Life in Motion: Egon Schiele/Francesca Woodman (Liverpool Tate, 24 May-20 September 2018)
A couple of years ago, there was an exhibition called Schiele’s Women at the Courtauld, and I swear that I wrote it up, as Schiele’s Sheilas (yes, I know), but fortunately or unfortunately I can’t find my notes. I think I bought the catalogue. But even without that I would have made the trip to the Pool to see one of their paired exhibitions— like Bacon and Lassnig or Klein and Krasiński where sometimes the pairings work and sometimes they don’t. Like whoever it was with Leonora Carrington.
I’d seen Woodman’s photographs before, I think an Artists Rooms at the Ferens, and they are interesting but I fear paled with the comparison here. There are points in common: both artists started young and died early (Woodman killed herself at the age of 22, Schiele died of Spanish flu at 28), both focus on often contorted and naked bodies, sometimes self-portraits. And both made images that are NSFW.

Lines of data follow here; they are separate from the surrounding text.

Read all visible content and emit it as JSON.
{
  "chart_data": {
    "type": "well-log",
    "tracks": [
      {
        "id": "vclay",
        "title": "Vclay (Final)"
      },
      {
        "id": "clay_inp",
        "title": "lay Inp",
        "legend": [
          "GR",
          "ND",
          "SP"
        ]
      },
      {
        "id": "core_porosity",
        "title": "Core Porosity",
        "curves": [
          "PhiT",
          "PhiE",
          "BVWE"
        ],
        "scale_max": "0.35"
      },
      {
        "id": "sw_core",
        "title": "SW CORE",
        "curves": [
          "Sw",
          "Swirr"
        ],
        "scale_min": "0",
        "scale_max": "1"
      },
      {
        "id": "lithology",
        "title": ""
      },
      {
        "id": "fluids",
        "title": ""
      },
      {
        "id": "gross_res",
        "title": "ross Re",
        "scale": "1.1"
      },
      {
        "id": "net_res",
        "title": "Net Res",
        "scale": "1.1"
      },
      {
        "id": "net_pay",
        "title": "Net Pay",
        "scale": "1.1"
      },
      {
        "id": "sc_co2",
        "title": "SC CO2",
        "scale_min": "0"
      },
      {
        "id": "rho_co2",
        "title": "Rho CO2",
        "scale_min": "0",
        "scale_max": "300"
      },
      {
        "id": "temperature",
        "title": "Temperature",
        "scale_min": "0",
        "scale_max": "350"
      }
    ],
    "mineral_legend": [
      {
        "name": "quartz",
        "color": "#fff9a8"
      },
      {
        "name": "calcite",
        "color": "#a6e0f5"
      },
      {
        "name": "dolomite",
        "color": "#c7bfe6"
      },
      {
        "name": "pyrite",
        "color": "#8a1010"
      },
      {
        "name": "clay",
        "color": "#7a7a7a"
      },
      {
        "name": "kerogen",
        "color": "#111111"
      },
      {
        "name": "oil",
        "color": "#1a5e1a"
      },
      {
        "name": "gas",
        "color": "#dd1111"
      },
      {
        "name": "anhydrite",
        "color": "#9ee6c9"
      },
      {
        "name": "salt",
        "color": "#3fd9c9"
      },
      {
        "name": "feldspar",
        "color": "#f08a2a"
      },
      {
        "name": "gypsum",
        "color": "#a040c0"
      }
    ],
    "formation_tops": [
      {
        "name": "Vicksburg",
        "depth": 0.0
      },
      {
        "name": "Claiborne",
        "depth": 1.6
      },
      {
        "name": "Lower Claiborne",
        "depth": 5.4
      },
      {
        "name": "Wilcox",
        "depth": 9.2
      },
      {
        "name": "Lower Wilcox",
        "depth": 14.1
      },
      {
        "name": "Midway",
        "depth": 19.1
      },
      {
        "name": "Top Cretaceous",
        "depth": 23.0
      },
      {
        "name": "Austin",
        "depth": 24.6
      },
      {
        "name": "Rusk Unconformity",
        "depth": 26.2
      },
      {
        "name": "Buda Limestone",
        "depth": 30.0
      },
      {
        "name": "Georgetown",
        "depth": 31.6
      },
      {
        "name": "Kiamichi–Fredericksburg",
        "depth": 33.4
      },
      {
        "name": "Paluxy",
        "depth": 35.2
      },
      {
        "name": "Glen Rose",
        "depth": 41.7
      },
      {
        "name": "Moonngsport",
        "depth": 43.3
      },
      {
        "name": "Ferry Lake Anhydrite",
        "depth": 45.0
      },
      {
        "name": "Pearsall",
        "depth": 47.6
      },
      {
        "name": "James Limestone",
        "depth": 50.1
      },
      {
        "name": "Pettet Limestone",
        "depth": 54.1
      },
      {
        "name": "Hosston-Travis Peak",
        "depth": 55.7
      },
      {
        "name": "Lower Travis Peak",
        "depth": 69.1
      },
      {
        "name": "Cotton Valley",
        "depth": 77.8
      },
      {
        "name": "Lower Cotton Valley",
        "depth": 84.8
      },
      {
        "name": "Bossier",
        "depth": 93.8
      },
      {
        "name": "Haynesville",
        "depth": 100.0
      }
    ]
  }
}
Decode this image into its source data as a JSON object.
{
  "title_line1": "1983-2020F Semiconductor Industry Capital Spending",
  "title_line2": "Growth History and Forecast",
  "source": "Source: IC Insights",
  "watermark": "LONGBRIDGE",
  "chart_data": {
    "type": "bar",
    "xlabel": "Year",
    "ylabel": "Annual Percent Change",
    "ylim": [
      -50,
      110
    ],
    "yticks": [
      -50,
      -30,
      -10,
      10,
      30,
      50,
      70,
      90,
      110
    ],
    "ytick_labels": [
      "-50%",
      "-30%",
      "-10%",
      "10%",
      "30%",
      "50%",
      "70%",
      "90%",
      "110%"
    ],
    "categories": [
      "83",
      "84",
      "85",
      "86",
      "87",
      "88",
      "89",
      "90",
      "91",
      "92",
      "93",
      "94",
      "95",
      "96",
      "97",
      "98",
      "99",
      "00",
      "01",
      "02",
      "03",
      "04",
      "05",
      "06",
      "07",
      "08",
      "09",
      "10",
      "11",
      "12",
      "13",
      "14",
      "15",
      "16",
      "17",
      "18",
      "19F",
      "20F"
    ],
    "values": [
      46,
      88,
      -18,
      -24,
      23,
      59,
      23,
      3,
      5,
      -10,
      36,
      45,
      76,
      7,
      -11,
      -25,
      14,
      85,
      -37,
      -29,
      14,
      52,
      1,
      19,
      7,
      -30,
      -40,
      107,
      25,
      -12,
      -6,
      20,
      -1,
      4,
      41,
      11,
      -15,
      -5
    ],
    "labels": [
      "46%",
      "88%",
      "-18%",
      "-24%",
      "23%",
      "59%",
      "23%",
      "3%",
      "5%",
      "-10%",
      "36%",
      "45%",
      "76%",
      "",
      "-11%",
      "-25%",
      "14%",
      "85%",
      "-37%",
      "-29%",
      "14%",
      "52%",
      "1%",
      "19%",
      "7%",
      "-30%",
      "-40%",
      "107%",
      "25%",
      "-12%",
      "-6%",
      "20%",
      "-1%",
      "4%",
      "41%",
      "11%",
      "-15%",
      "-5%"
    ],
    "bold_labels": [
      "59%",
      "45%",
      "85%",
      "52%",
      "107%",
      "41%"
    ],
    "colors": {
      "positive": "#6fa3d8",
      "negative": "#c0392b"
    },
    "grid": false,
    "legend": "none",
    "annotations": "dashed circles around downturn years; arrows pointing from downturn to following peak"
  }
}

(You can see eighteen of them here. I’ll wait.)
In retrospect, Woodman fits into the whole debate about the male gaze and offers a counter — perhaps an exhibitionism, perhaps berating us for looking. As self-photographer she is perhaps in control, although she cannot control where the image turns up. There are nudes, bound legs, clothes pegs on skin and nipples, tapping into a language of sadomasochism in a manner that recalls Robert Mapplethorpe but less erotic (but maybe that’s just me). The female nude is a mainstay of art history in a way that the male nude frankly isn’t, and there’s a sense of reappropiation here. The images are undeniably disturbing, but it’s the later angel ones that held my interest most (and my favourites weren’t in the catalogue).
Schiele was born in Tuln, Austria in 1890, to Maria Schiele (from Český Krumlov) and Adolf Schiele (the stationmaster in Tuln). After Adolf died of syphilis, he was made a ward of his maternal uncle, Leopold Czihaczek, and was expected to go into railway management, but Schiele’s talents lay in art and Czihaczek grudgingly allowed him art lessons. Aged fifteen, he went to the Kuntsgewerbeschule in Vienna, but was transferred instead to the Akademie der Bildenden Künste. He admired Gustav Klimt and sought him out for advice. After the academy, he set up his own group with fellow students, the Neukunstgruppe, and began to exhibit, although he was clearly too radical for Vienna. In 1911, he met Wally (Walburga) Neuzil, who acted as muse, model and manager, and he started depicting her, himself, and local teens. But he felt trapped by the city, so moved to Český Krumlov to find artistic freedom. Unfortunately, the locals weren’t fans and they moved on to Neulengbach, where he was arrested for transporting a minor, indecency and pornography, serving twenty-four days in prison and suffering the indignity of having one of his paintings burnt in court.
Back in Vienna he met the Harms sisters — Edith and Adéle — and was forced to choose between Edith and Wally. He chose Edith, who became a reluctant model and Wally left forever. By then war broke out and Schiele was conscripted three days after his marriage and went with her to Prague. Physical illness kept Schiele as a clerk rather than a soldier, and in 1917 he was back in Vienna. In 1918 Klimt died of a stroke and Schiele designed the poster for the 49th Secession Exhibition, a group founded by Klimt. On 28 October 1918, just before the end of the war, the six months pregnant Edith died of Spanish Flu; Schiele died on 31 October.
The Liverpool exhibition focused on his drawings and watercolours rather than paintings, mostly on brown paper (something he copied from Klimt), but sometimes in other media such as Japanese paper or vellum. Obviously there are pictures of Wally and Edith, many highly sexualised and erotic, often contorted in shape. I’m not, however, convinced that they could be classed as pornographic, although the boots, stockings, hand positioning and genitalia partake of the language of pornography. Alongside the strong outlines in black, Schiele will add a coloured jacket or a cloak, and tip in the lips or the nipples. There’s a kind of defiance here I can almost feel, like the returned gaze that seems to be there in Munch’s Puberty, looks that sometimes almost dare you to be turned on.
But the man holds the pencil.
At the same time, just as Woodman is unrelentingly naked before our gaze, so Schiele, with the aid of multiple mirrors lays his contorted body, skin and body, penis and bollocks, lips and eyes for us to take in. In a Scottish gallery a portrait of Rembrandt suggests that no other artist painted so many self portraits — maybe Schiele has him beat. Take Self Portrait in Black Cloak from 1911, somewhere between no ego or all ego.
Or Reclining Couple (1912), where Wally wears more clothes than he does, where he seems passive to her, where I confess I didn’t at first spot her hand. Could this have been a position drawn from life? Which of the two — if either — is more humiliated? And where does consent lie?